Participant 4: My question was related to the proxy service talking to the database. There could be a case where you would have more than one kind of data source where the data needs to be persisted. How does the proxy maintain that information based on the request from the application to understand where this request needs to be persisted?

Vinay Chella: That's part of the table metadata. There is a table metadata which says what is the type of table, whether it should be persisted in a system like Redis or Cassandra or Postgres, and that table metadata enables us to know where to persist the data.

Akshat Goel: When we publish this routing info to proxy, so this doesn't only have the info about the new Kafka, it also contains the info about the database.

Participant 5: I remember in the beginning of the talk, it is mentioned that the proxy writes the intent, it actually does not include the payload. Where in this path where the payload is picked up, and I assume the payload is eventually sent to the event bus?

Vinay Chella: Yes, correct. The intent consumer is the one which picks up the payload from the database and puts it in the event bus, and that is abstracted away with all the complexities. The payload is big. There's a flexibility for us to put the payload in S3 and put the pointer in the event bus. That decoupling is abstracted away for us.

Participant 5: In that case, for each write, there's an intent which is persisted into Kafka. The intent consumer needs to read from the database to pick up the payload. Will that cause any issues, like it adds extra workload to the database, because each write now has to incur a read on the database in order to do the CDC.

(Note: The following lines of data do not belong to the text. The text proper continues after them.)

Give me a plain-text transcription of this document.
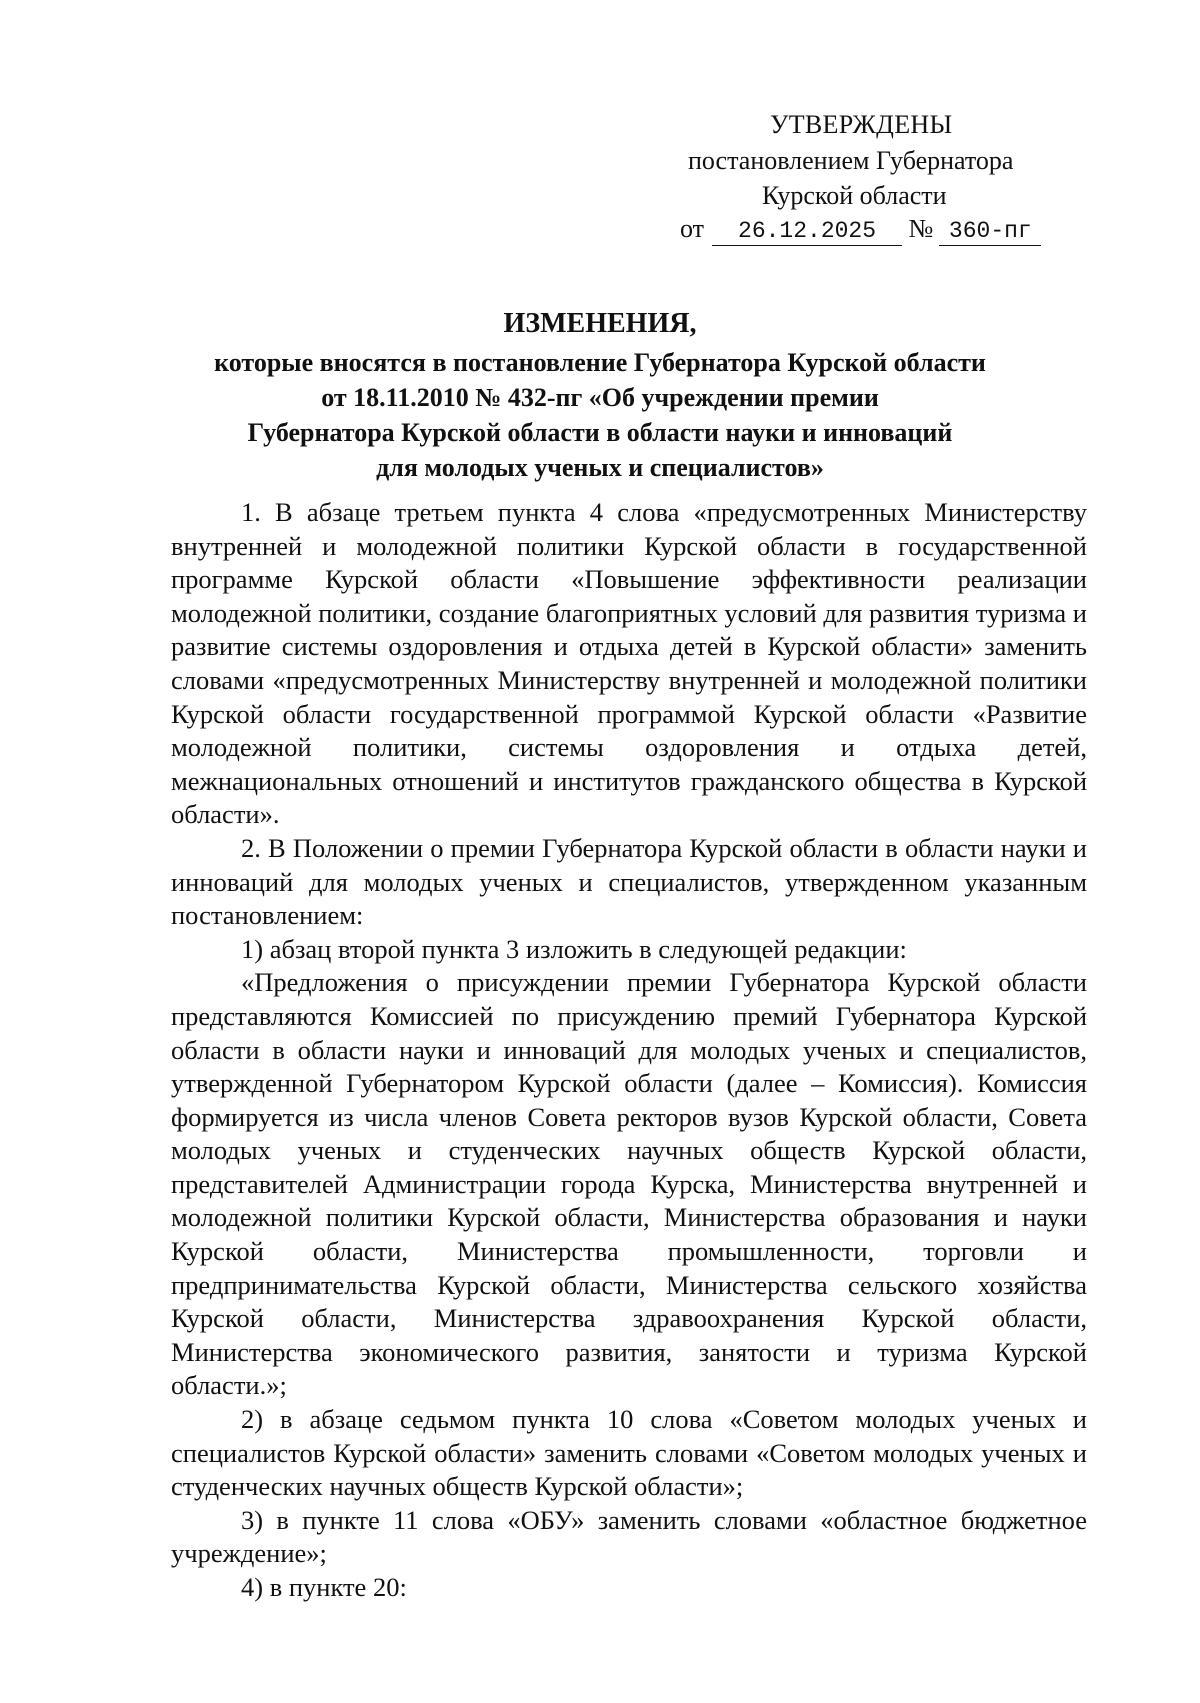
УТВЕРЖДЕНЫ
постановлением Губернатора
Курской области
от 26.12.2025 № 360-пг
ИЗМЕНЕНИЯ,
которые вносятся в постановление Губернатора Курской области
от 18.11.2010 № 432-пг «Об учреждении премии
Губернатора Курской области в области науки и инноваций
для молодых ученых и специалистов»

1. В абзаце третьем пункта 4 слова «предусмотренных Министерству внутренней и молодежной политики Курской области в государственной программе Курской области «Повышение эффективности реализации молодежной политики, создание благоприятных условий для развития туризма и развитие системы оздоровления и отдыха детей в Курской области» заменить словами «предусмотренных Министерству внутренней и молодежной политики Курской области государственной программой Курской области «Развитие молодежной политики, системы оздоровления и отдыха детей, межнациональных отношений и институтов гражданского общества в Курской области».

2. В Положении о премии Губернатора Курской области в области науки и инноваций для молодых ученых и специалистов, утвержденном указанным постановлением:

1) абзац второй пункта 3 изложить в следующей редакции:

«Предложения о присуждении премии Губернатора Курской области представляются Комиссией по присуждению премий Губернатора Курской области в области науки и инноваций для молодых ученых и специалистов, утвержденной Губернатором Курской области (далее – Комиссия). Комиссия формируется из числа членов Совета ректоров вузов Курской области, Совета молодых ученых и студенческих научных обществ Курской области, представителей Администрации города Курска, Министерства внутренней и молодежной политики Курской области, Министерства образования и науки Курской области, Министерства промышленности, торговли и предпринимательства Курской области, Министерства сельского хозяйства Курской области, Министерства здравоохранения Курской области, Министерства экономического развития, занятости и туризма Курской области.»;

2) в абзаце седьмом пункта 10 слова «Советом молодых ученых и специалистов Курской области» заменить словами «Советом молодых ученых и студенческих научных обществ Курской области»;

3) в пункте 11 слова «ОБУ» заменить словами «областное бюджетное учреждение»;

4) в пункте 20:
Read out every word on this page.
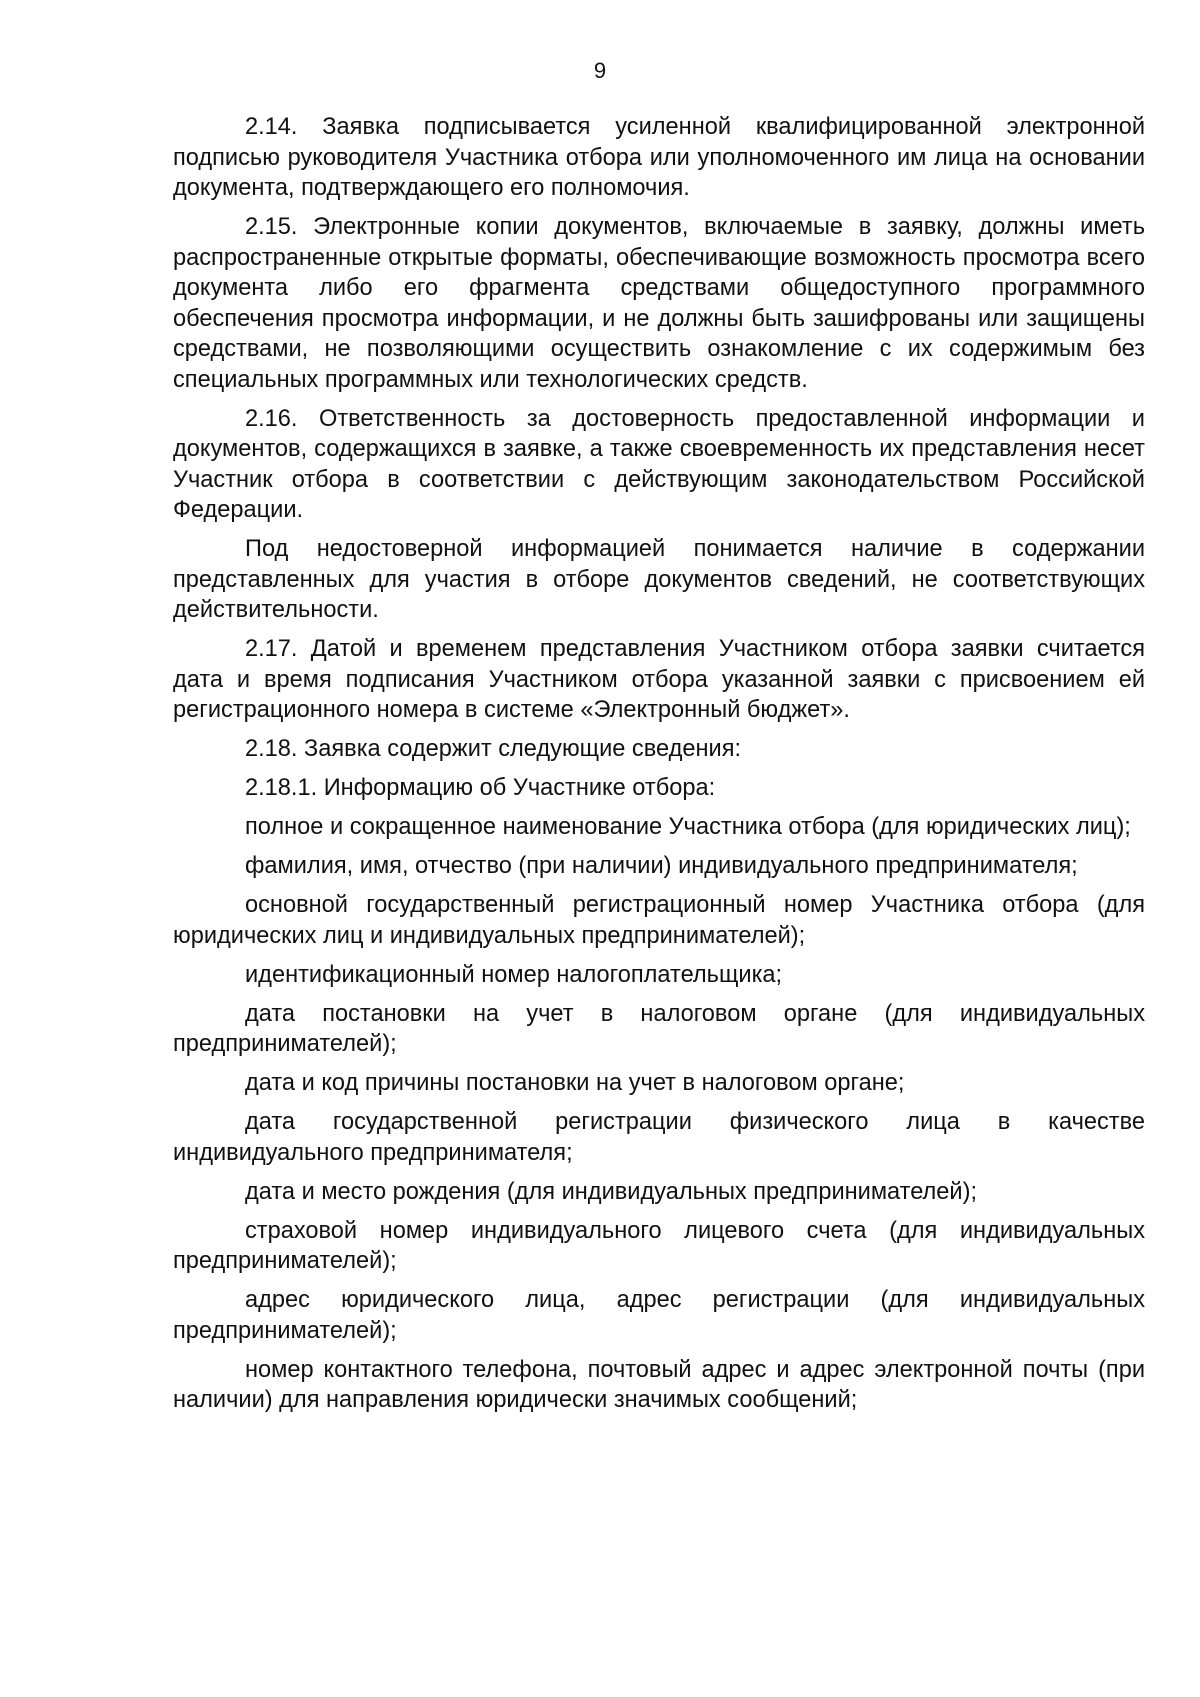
9

2.14. Заявка подписывается усиленной квалифицированной электронной подписью руководителя Участника отбора или уполномоченного им лица на основании документа, подтверждающего его полномочия.

2.15. Электронные копии документов, включаемые в заявку, должны иметь распространенные открытые форматы, обеспечивающие возможность просмотра всего документа либо его фрагмента средствами общедоступного программного обеспечения просмотра информации, и не должны быть зашифрованы или защищены средствами, не позволяющими осуществить ознакомление с их содержимым без специальных программных или технологических средств.

2.16. Ответственность за достоверность предоставленной информации и документов, содержащихся в заявке, а также своевременность их представления несет Участник отбора в соответствии с действующим законодательством Российской Федерации.

Под недостоверной информацией понимается наличие в содержании представленных для участия в отборе документов сведений, не соответствующих действительности.

2.17. Датой и временем представления Участником отбора заявки считается дата и время подписания Участником отбора указанной заявки с присвоением ей регистрационного номера в системе «Электронный бюджет».

2.18. Заявка содержит следующие сведения:

2.18.1. Информацию об Участнике отбора:

полное и сокращенное наименование Участника отбора (для юридических лиц);

фамилия, имя, отчество (при наличии) индивидуального предпринимателя;

основной государственный регистрационный номер Участника отбора (для юридических лиц и индивидуальных предпринимателей);

идентификационный номер налогоплательщика;

дата постановки на учет в налоговом органе (для индивидуальных предпринимателей);

дата и код причины постановки на учет в налоговом органе;

дата государственной регистрации физического лица в качестве индивидуального предпринимателя;

дата и место рождения (для индивидуальных предпринимателей);

страховой номер индивидуального лицевого счета (для индивидуальных предпринимателей);

адрес юридического лица, адрес регистрации (для индивидуальных предпринимателей);

номер контактного телефона, почтовый адрес и адрес электронной почты (при наличии) для направления юридически значимых сообщений;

Vinay Chella: That's one of the considerations we put. We intentionally chose that design to have the read after write scenario. These are the ideas that we have in the future as we hit into those scale limits, like if you are using a traditional database, you can always extend to your read replica, with the intent consumer talking to proxy, we intelligently route that request so that your main traffic doesn't get interrupted. If you're using distributed no master databases like Cassandra, you can always lean on having one data center which its only job is to respond to this proxy. We haven't seen that yet as we are still rolling out, but those are the ideas in our back pocket.

Participant 6: How do you deal with when the intent consumer consumes something from Kafka but that's not being written yet to the database? That could happen because they are independent. We just retry, or how does that work?

Akshat Goel: We do retry and we let our customers choose how long should we retry. By default, we allow up to 10 seconds for that message to be visible or that write to be visible. You can choose how long should a particular message be retried when we are verifying the state. After that point, we consider that write failure.

Participant 7: With the intent consumer, you're receiving the pushes onto Kafka, but then you then have to check the database. That may not have already happened yet or various other things that you then have to check. How do you make sure that that stays still in a push mindset instead of just pulling that database?

Vinay Chella: There are several things that we consider as part of the intent consumer. One is the timestamp that metadata has carried. We check the database with that particular timestamp to see if it is something old or if it is the latest state. Get that and put it onto event bus. Event bus is the one which takes care of pushing it. Event bus by design is a push-based approach with all the CDC consumers who subscribe to event bus, would get notified with these changes.

Participant 8: What is intent?

Akshat Goel: In our case, intent is just the dirty keys and the operation and the metadata around the table. It's val without the payload. That's our intent.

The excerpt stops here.